Let’s start at the beginning. What is this whole #EndMommyWars about? It’s supposedly and effort to stop mothers from judging other mothers for their parenting choices. Judgement about whether you breastfeed, give formula, use disposable nappies, cloth nappies, serve only organic fresh homemade food, bottled food, baby wear, use a pram, the list goes on. If you have been a mother you will know how real the struggle is. There are so many decisions to make, a ridiculous amount of opinions and SO much judgment. We can all relate to those videos and articles where the mother feels judged. Let’s not even get started chatting about the so called mommy support groups on social media.
Sorry I am going off on a tangent… but here is the point. To all the moms on the cloth nappy groups judging other moms for not cloth diapering, to all the moms on the baby food groups judging other mothers for not serving your idea of ideal baby food, and so on. Are you judging the father equally? Have you stopped to wonder where all the fathers are in these groups?

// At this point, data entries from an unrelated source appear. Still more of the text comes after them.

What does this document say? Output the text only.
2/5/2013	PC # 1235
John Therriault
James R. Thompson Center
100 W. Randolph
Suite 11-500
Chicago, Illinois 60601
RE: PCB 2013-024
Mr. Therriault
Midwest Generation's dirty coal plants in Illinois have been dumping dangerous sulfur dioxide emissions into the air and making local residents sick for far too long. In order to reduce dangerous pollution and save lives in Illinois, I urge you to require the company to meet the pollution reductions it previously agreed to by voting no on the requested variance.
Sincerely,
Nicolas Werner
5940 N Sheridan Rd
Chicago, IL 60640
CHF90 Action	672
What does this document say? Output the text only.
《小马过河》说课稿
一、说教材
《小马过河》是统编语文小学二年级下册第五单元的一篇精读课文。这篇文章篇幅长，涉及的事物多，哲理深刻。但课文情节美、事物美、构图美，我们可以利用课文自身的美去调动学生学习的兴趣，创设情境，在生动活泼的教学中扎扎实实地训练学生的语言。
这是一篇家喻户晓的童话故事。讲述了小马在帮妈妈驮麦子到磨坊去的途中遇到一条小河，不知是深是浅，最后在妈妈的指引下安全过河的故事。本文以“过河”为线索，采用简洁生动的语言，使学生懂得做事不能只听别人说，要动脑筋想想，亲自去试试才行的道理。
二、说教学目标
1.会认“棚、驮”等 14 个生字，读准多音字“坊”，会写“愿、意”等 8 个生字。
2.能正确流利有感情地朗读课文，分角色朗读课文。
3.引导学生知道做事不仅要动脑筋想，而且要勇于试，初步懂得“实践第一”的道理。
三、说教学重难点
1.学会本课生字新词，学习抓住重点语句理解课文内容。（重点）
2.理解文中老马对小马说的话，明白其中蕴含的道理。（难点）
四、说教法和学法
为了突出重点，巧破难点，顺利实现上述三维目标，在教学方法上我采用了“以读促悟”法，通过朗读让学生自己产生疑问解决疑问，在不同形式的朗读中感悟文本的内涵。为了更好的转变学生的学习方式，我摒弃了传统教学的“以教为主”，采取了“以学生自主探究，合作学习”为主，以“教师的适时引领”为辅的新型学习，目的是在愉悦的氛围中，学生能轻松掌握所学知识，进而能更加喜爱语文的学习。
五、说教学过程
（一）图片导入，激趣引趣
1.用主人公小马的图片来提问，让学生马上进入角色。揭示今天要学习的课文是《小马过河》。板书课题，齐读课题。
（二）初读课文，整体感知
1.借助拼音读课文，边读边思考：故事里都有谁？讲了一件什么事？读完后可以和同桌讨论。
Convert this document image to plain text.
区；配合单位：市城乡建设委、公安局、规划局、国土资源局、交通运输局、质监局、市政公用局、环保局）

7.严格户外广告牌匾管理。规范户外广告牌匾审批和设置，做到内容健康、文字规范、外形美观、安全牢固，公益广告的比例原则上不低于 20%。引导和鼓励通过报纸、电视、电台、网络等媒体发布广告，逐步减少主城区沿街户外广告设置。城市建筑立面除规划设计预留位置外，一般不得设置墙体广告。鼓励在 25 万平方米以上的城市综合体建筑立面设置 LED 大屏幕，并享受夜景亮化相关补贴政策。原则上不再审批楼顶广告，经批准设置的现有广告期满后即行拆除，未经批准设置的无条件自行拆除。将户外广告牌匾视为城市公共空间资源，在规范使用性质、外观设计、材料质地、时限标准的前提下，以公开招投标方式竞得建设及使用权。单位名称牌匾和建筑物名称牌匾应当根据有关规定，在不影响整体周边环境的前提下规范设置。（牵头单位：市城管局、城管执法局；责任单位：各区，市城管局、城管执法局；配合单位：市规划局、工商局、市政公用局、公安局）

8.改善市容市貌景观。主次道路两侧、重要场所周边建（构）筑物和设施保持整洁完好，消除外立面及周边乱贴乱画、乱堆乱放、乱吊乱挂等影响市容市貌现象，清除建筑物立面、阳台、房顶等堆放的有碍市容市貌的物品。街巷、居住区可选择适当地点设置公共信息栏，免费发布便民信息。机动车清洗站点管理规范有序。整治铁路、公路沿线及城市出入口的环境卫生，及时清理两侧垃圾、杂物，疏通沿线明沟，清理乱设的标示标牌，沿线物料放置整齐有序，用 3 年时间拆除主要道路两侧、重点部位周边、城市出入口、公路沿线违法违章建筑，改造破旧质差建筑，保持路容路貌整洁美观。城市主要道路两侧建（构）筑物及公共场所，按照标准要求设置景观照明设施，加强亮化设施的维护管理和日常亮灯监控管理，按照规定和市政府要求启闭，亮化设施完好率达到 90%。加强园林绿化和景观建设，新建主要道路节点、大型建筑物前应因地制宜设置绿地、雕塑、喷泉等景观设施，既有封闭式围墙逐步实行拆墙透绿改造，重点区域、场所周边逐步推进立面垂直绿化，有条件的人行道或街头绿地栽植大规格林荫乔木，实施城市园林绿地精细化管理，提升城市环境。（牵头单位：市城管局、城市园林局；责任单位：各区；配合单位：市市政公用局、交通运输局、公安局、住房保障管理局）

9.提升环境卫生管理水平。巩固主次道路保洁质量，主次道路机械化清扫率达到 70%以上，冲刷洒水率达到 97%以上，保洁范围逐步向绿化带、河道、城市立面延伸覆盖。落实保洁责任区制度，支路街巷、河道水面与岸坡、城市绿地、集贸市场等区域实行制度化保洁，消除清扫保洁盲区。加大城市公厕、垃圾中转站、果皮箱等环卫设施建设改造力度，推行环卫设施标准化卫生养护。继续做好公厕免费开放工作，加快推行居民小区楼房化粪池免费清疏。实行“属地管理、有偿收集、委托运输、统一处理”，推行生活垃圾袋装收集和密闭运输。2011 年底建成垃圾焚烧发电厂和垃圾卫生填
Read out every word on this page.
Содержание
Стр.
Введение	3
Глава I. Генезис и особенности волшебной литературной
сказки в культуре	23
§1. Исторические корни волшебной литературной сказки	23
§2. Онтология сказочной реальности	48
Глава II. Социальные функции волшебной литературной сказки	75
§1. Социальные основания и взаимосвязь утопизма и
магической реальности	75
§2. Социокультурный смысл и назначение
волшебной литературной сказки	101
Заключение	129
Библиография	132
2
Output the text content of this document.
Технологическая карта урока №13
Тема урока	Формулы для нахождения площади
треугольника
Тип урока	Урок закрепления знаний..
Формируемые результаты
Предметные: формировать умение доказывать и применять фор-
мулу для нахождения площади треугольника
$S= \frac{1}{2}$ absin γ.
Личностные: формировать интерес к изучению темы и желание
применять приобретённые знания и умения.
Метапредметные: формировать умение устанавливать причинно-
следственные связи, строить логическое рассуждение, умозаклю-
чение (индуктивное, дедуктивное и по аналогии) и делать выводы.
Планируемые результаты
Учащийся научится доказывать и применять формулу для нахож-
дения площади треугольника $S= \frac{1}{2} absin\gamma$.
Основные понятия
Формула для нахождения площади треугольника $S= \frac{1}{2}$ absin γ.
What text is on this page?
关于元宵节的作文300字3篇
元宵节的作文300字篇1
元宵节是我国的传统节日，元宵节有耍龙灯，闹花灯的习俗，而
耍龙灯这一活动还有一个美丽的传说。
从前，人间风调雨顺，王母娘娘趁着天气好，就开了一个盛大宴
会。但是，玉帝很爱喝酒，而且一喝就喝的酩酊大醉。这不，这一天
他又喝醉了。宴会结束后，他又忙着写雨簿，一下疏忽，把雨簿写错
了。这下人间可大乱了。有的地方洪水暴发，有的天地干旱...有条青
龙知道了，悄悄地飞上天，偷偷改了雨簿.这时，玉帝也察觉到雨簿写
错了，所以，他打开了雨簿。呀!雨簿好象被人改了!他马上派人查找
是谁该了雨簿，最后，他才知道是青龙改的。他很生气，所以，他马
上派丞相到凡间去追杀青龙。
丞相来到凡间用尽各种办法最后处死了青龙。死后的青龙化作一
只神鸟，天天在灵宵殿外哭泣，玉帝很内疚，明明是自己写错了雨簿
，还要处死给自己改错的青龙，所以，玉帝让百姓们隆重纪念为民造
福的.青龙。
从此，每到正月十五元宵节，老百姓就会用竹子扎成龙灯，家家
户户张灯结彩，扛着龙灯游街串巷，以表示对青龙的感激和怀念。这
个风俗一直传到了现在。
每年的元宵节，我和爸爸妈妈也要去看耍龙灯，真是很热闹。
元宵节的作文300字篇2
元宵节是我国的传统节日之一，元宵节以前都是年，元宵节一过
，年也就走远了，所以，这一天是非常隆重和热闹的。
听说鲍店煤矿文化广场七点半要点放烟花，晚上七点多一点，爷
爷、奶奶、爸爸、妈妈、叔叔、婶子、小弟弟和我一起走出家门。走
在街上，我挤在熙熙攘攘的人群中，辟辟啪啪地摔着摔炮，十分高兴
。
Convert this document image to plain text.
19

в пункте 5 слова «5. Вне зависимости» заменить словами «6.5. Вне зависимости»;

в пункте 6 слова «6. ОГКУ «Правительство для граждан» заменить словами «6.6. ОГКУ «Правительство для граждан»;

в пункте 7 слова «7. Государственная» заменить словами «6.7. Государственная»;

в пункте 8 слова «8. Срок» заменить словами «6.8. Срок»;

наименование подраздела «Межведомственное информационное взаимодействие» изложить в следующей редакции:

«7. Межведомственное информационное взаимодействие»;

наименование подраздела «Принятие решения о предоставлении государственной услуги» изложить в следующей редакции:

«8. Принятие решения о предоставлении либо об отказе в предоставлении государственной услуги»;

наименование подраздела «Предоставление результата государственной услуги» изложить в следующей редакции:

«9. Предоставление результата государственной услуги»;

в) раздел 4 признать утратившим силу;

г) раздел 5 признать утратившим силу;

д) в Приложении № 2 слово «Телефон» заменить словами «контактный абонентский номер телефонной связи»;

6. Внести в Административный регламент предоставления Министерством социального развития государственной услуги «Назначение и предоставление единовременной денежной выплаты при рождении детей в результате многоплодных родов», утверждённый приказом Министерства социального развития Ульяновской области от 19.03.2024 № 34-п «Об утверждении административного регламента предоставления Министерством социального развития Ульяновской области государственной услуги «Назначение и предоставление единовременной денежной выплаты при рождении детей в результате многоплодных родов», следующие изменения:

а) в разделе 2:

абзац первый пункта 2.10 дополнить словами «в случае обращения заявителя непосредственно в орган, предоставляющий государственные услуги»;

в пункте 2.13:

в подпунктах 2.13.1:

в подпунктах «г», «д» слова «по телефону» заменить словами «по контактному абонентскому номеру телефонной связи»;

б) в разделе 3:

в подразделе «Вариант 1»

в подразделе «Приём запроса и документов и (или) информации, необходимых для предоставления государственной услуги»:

Have any of you every stopped to wonder why the hashtag is #EndMommyWars? Because even the corporates who made the video know that women are clearly still the main caregivers despite the fact that they are now often also working full time outside of the home.
Makes you judge that mommy posting at 2am begging for an easier alternative just a little less doesn’t it? Yes I agree with the notion that we should all respect and support one another (excluding situations like child neglect or abuse) but I can’t help but feel that mothers are all missing the real issue. Where are all the fathers?